NEW DELHI : The National Anti-profiteering Authority (NAA) has held that the local unit of Johnson & Johnson has profiteered by 230.4 crore by failing to pass on the benefit of goods and services tax cut on some products and ordered the company to deposit the amount in a consumer welfare fund with interest.

The order, signed on Monday by NAA chairman B.N. Sharma, gave the US-based company three months to deposit the amount along with 18% interest in the national consumer welfare fund and in similar funds set up at state levels. If the company defaults on the payment, the money could be recovered by central and state GST officials, the order said. The authority also said the company was “apparently liable" for penalty and directed officials to issue a notice on why penalty should not be imposed.

Johnson & Johnson (J&J) did not respond to Mint’s query on the NAA order.

The probe spanned the period from 15 November 2017 till end of December 2018.

The anti-profiteering provision in the CGST Act says that benefits of tax rate cuts or tax rebates should be passed on to consumers by way of commensurate reduction in prices.
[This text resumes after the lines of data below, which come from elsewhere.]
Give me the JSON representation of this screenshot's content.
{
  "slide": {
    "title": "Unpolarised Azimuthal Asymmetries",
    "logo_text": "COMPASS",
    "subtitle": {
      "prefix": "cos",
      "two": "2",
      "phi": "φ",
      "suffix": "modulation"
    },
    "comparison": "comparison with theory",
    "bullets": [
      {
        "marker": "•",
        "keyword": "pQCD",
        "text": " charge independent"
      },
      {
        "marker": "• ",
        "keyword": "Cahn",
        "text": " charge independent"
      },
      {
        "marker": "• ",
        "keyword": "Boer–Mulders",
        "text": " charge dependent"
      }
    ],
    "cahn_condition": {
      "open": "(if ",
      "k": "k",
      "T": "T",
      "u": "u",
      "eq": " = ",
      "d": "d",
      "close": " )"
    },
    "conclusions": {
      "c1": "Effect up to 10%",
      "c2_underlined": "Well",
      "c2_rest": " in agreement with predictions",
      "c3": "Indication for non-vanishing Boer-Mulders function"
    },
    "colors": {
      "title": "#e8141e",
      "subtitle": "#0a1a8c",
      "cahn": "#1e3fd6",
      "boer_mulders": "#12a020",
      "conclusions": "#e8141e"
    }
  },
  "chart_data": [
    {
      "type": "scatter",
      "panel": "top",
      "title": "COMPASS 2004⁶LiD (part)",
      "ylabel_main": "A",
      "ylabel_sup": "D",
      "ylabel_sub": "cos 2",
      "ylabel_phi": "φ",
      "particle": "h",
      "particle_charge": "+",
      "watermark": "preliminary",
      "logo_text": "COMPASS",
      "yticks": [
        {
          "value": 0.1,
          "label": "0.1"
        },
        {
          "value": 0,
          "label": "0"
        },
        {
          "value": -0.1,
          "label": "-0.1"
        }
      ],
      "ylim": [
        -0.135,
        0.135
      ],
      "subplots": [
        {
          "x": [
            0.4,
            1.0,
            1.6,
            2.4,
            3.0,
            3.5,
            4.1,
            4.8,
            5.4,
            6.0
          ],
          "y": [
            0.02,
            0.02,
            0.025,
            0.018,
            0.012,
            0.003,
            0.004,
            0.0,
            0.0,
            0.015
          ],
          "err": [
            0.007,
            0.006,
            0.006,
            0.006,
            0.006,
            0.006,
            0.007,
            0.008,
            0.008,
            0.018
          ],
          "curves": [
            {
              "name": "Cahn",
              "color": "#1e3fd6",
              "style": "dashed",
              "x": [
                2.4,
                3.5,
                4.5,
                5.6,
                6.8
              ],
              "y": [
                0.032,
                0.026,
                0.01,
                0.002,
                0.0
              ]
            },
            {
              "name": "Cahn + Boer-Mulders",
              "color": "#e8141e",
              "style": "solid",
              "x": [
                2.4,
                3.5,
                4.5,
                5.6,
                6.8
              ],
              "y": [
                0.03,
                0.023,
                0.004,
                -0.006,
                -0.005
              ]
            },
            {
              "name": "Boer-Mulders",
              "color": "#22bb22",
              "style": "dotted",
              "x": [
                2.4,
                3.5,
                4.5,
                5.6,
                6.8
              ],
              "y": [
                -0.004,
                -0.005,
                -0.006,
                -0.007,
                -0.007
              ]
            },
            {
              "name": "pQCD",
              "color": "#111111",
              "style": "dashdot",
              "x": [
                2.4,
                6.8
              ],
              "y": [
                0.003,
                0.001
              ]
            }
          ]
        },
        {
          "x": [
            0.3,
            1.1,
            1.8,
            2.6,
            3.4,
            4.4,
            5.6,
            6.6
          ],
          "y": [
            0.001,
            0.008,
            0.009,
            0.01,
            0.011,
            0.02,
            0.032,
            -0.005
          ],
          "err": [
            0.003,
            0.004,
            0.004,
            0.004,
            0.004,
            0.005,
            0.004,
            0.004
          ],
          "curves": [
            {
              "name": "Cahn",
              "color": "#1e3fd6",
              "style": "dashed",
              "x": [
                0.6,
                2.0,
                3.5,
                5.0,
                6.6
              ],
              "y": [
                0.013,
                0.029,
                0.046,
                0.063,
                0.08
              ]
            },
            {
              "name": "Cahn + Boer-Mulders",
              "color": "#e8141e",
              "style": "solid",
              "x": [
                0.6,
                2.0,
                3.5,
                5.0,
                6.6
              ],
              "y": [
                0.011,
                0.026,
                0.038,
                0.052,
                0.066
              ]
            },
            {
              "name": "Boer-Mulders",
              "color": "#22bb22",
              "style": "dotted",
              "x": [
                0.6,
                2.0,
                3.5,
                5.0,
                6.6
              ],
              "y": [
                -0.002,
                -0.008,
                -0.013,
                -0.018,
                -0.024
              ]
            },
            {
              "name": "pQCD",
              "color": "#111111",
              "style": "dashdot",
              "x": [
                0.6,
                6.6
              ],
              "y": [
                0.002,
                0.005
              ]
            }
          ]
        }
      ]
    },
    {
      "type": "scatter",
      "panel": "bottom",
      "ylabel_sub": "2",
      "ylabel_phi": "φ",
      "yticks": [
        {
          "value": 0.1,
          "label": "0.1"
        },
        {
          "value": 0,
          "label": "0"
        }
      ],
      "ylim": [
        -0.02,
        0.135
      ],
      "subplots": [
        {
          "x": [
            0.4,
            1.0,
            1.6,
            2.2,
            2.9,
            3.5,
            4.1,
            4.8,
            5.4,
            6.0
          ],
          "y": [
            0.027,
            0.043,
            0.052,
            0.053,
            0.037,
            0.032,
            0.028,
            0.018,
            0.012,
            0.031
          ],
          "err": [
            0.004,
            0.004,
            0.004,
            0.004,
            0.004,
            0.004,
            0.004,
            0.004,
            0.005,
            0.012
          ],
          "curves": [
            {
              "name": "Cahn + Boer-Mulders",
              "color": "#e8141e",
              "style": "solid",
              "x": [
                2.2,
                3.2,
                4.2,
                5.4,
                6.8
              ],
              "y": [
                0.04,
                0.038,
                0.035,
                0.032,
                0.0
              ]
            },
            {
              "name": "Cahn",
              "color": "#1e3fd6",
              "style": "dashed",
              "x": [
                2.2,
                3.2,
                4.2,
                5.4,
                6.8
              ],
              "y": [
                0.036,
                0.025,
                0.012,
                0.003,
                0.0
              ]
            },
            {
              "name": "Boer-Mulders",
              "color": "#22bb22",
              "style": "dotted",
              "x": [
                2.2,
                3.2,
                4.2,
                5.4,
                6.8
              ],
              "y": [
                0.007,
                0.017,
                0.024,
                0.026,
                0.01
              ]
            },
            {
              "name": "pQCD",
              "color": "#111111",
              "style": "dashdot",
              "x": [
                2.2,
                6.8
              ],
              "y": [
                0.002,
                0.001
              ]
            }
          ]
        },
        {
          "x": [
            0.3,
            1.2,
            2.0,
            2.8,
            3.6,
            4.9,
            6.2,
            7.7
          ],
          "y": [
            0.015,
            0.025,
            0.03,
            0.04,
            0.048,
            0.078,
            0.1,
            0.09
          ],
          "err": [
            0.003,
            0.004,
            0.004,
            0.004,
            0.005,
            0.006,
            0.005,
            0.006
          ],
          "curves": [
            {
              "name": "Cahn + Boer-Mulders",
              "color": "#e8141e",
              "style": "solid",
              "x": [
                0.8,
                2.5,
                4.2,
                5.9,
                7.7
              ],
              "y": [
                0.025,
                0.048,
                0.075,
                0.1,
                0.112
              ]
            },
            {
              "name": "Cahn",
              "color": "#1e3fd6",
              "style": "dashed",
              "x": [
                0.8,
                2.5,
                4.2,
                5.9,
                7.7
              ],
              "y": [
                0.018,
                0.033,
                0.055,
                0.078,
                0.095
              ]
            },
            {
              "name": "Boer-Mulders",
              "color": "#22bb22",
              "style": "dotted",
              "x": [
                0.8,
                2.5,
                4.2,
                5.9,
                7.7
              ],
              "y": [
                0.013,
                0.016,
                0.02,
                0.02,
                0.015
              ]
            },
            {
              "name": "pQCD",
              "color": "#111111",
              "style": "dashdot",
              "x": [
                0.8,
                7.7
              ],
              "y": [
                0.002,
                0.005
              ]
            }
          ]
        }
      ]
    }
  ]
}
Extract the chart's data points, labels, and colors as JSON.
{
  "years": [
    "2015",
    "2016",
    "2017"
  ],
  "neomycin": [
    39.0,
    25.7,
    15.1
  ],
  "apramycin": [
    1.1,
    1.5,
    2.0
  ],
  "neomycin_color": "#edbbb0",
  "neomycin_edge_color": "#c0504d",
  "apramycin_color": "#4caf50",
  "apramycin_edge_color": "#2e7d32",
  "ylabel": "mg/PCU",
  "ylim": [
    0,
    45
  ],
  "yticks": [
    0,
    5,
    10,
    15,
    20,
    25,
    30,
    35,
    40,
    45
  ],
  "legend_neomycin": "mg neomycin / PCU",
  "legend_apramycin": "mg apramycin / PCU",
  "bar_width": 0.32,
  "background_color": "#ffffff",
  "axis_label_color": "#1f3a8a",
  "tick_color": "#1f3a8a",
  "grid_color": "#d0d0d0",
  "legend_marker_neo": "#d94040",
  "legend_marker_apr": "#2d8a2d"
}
However, there is no bar on companies to raise prices of items that are not regulated under the Essential Commodities Act.

Companies are free to raise prices depending on market dynamics after complying with the CGST Act requirement of immediately passing on the benefit to consumers following a cut in goods and services tax (GST). The law does not specify a lock-in period to maintain the reduced price. Some companies in the past have responded to tax cuts by increasing the quantum of a product sold to avoid practically difficult price reductions.

The director general of anti-profiteering (DGAP), the investigating wing of the NAA, said in its report that J&J raised the base price of certain products when the tax rate was cut. “The DGAP concluded that the amount of net higher sales realization due to increase in the base prices of the impacted products despite the reduction of GST rate from 28% to 18% or in other words, the profiteered amount, came to 230.4 crore," the NAA order said.

By raising the base price of products, the benefit of tax rate cut was not passed on to consumers, the agency claimed.

In November 2017, the GST Council announced one of its biggest rounds of tax rate cuts so far when it moved 178 items from the 28% slab to 18% slab. The items covered included consumer products such as shampoos, cosmetics, hair oil, goggles, shaving preparations and equipment like bulldozers and excavators. After that, the DGAP looked into several complaints of profiteering by consumer goods manufacturers and their dealers. Consumer goods makers have a long supply chain, making sudden price changes immediately after a tax cut hard for them to implement.

The NAA seeks to make sure that consumers benefit from the revenue the government sacrifices.